When considering other treatment response outcomes, Boris et al published two retrospective analyses of prescription data for POTS patients, one focusing on fatigue and other cognitive symptoms, and one evaluating physical symptoms including orthostatic intolerance (31, 50). Treatment success was defined as repeated prescription of the medication at least 5 times. McDonald et al. used a similar approach in evaluating the treatment efficacy of ivabradine, evaluating whether medication was continued at the end of an observational period (40). In general these methodologies reported lower proportions of treatment success when compared to studies using patient reported outcomes. McDonald reported a 55% treatment success for ivabradine, while Boris found a 33.91% success for midodrine, and 42.78% success for fludrocortisone. Other medications evaluated by this methodology include atomoxetine (16.5%), desmopressin (38.9%), methylphenidate (51.2%), mixed amphetamine salts (44.9%), and modafinil (43.6%) (31, 50).

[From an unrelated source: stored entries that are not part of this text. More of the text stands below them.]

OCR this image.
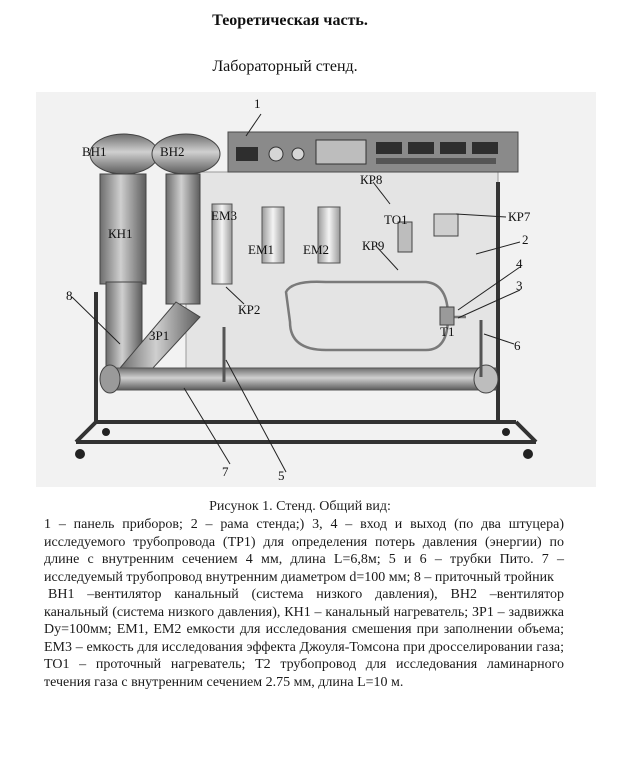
Теоретическая часть.
Лабораторный стенд.
1
ВН1	ВН2
КН1
8
ЗР1
ЕМ3
ЕМ1 ЕМ2
КР2
КР8
ТО1
КР9
КР7
2
4
3
Т1
6
7	5
Рисунок 1. Стенд. Общий вид:

1 – панель приборов; 2 – рама стенда;) 3, 4 – вход и выход (по два штуцера) исследуемого трубопровода (ТР1) для определения потерь давления (энергии) по длине с внутренним сечением 4 мм, длина L=6,8м; 5 и 6 – трубки Пито. 7 – исследуемый трубопровод внутренним диаметром d=100 мм; 8 – приточный тройник

ВН1 –вентилятор канальный (система низкого давления), ВН2 –вентилятор канальный (система низкого давления), КН1 – канальный нагреватель; ЗР1 – задвижка Dу=100мм; ЕМ1, ЕМ2 емкости для исследования смешения при заполнении объема; ЕМ3 – емкость для исследования эффекта Джоуля-Томсона при дросселировании газа; ТО1 – проточный нагреватель; Т2 трубопровод для исследования ламинарного течения газа с внутренним сечением 2.75 мм, длина L=10 м.
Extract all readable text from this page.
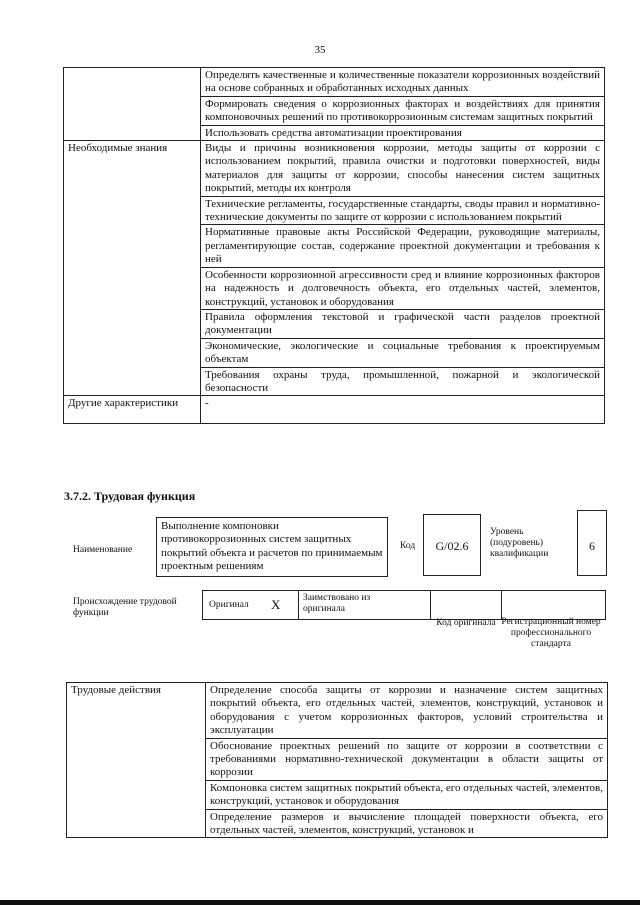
35
	Определять качественные и количественные показатели коррозионных воздействий на основе собранных и обработанных исходных данных
	Формировать сведения о коррозионных факторах и воздействиях для принятия компоновочных решений по противокоррозионным системам защитных покрытий
	Использовать средства автоматизации проектирования
Необходимые знания	Виды и причины возникновения коррозии, методы защиты от коррозии с использованием покрытий, правила очистки и подготовки поверхностей, виды материалов для защиты от коррозии, способы нанесения систем защитных покрытий, методы их контроля
	Технические регламенты, государственные стандарты, своды правил и нормативно-технические документы по защите от коррозии с использованием покрытий
	Нормативные правовые акты Российской Федерации, руководящие материалы, регламентирующие состав, содержание проектной документации и требования к ней
	Особенности коррозионной агрессивности сред и влияние коррозионных факторов на надежность и долговечность объекта, его отдельных частей, элементов, конструкций, установок и оборудования
	Правила оформления текстовой и графической части разделов проектной документации
	Экономические, экологические и социальные требования к проектируемым объектам
	Требования охраны труда, промышленной, пожарной и экологической безопасности
Другие характеристики	-
3.7.2. Трудовая функция
Наименование
Выполнение компоновки противокоррозионных систем защитных покрытий объекта и расчетов по принимаемым проектным решениям
Код	G/02.6
Уровень (подуровень) квалификации
6
Происхождение трудовой функции
Оригинал X Заимствовано из оригинала
Код оригинала Регистрационный номер профессионального стандарта
Трудовые действия	Определение способа защиты от коррозии и назначение систем защитных покрытий объекта, его отдельных частей, элементов, конструкций, установок и оборудования с учетом коррозионных факторов, условий строительства и эксплуатации
Обоснование проектных решений по защите от коррозии в соответствии с требованиями нормативно-технической документации в области защиты от коррозии
Компоновка систем защитных покрытий объекта, его отдельных частей, элементов, конструкций, установок и оборудования
Определение размеров и вычисление площадей поверхности объекта, его отдельных частей, элементов, конструкций, установок и
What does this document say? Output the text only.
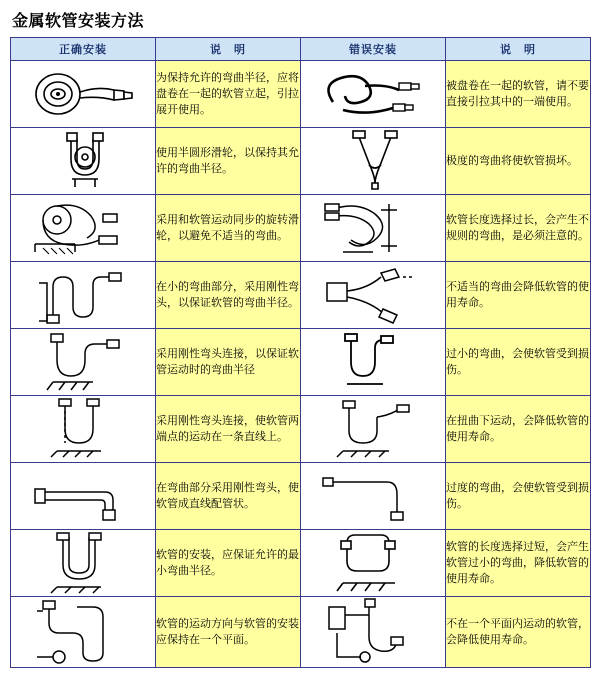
金属软管安装方法
正确安装	说　明	错误安装	说　明

	为保持允许的弯曲半径，应将盘卷在一起的软管立起，引拉展开使用。		被盘卷在一起的软管，请不要直接引拉其中的一端使用。

	使用半圆形滑轮，以保持其允许的弯曲半径。		极度的弯曲将使软管损坏。

	采用和软管运动同步的旋转滑轮，以避免不适当的弯曲。		软管长度选择过长，会产生不规则的弯曲，是必须注意的。

	在小的弯曲部分，采用刚性弯头，以保证软管的弯曲半径。		不适当的弯曲会降低软管的使用寿命。

	采用刚性弯头连接，以保证软管运动时的弯曲半径		过小的弯曲，会使软管受到损伤。

	采用刚性弯头连接，使软管两端点的运动在一条直线上。		在扭曲下运动，会降低软管的使用寿命。

	在弯曲部分采用刚性弯头，使软管成直线配管状。		过度的弯曲，会使软管受到损伤。

	软管的安装，应保证允许的最小弯曲半径。		软管的长度选择过短，会产生软管过小的弯曲，降低软管的使用寿命。

	软管的运动方向与软管的安装应保持在一个平面。		不在一个平面内运动的软管，会降低使用寿命。
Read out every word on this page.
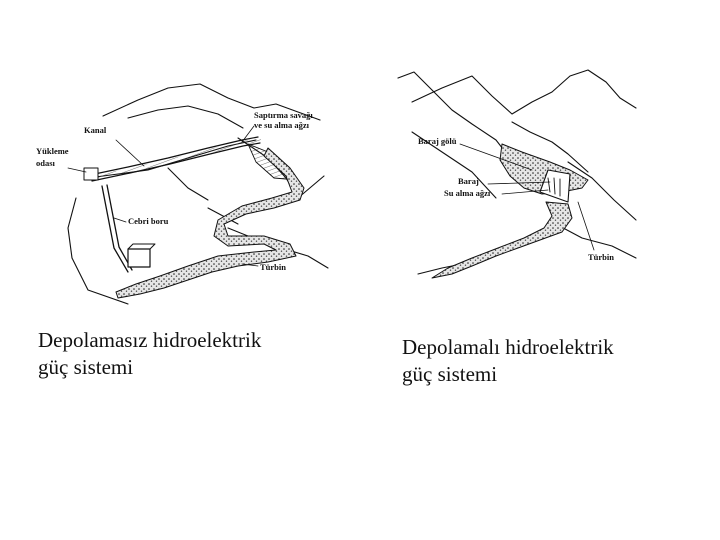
Kanal
Saptırma savağı
ve su alma ağzı
Yükleme
odası
Cebri boru
Türbin
Baraj gölü
Baraj
Su alma ağzı
Türbin
Depolamasız hidroelektrik
güç sistemi
Depolamalı hidroelektrik
güç sistemi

Table 3 presents comparisons of study endpoints in placebo-controlled studies. Midodrine had slightly greater performance over placebo compared to metoprolol in treatment success and reduction in heart rate variability, while use ivabradine had striking improvements in SF-36 physical functioning scores compared to placebo (29, 35, 41). Table 4 presents comparisons of study endpoints in a study using active comparators. Endpoints were largely similar between bisoprolol and propranolol but adding pyridostigmine to these agents did not significantly improve symptom scores (28).

Table 5 presents the findings of previous systematic reviews on a study level, while Table 6 presents the findings of previous systematic reviews with participant level results. The findings of previous systematic reviews generally appear to be in line with the findings from the original research identified in this review. Negative findings for pyridostigmine and fludrocortisone as compared to other interventions under investigation are striking, with our review failing to find a positive study of fludrocortisone and another finding symptomatic improvement in only 51% of patients using pyridostigmine (44, 46).

Studies where PASC associated POTS was evaluated are presented in Table 7, with comparison of outcomes of studies reporting participant symptomatic improvement in which patients were identified as having PASC associated POTS to the pooled effect of studies that did not evaluate the treatment in the setting of PASC. Ivabradine slightly outperformed its historical use (78.2% of participants meeting study criteria for successful symptomatic improvement vs. 72.5%, while bisoprolol underperformed the historical performance of beta blockers in general (59.4% vs. 65.1%) (22, 36).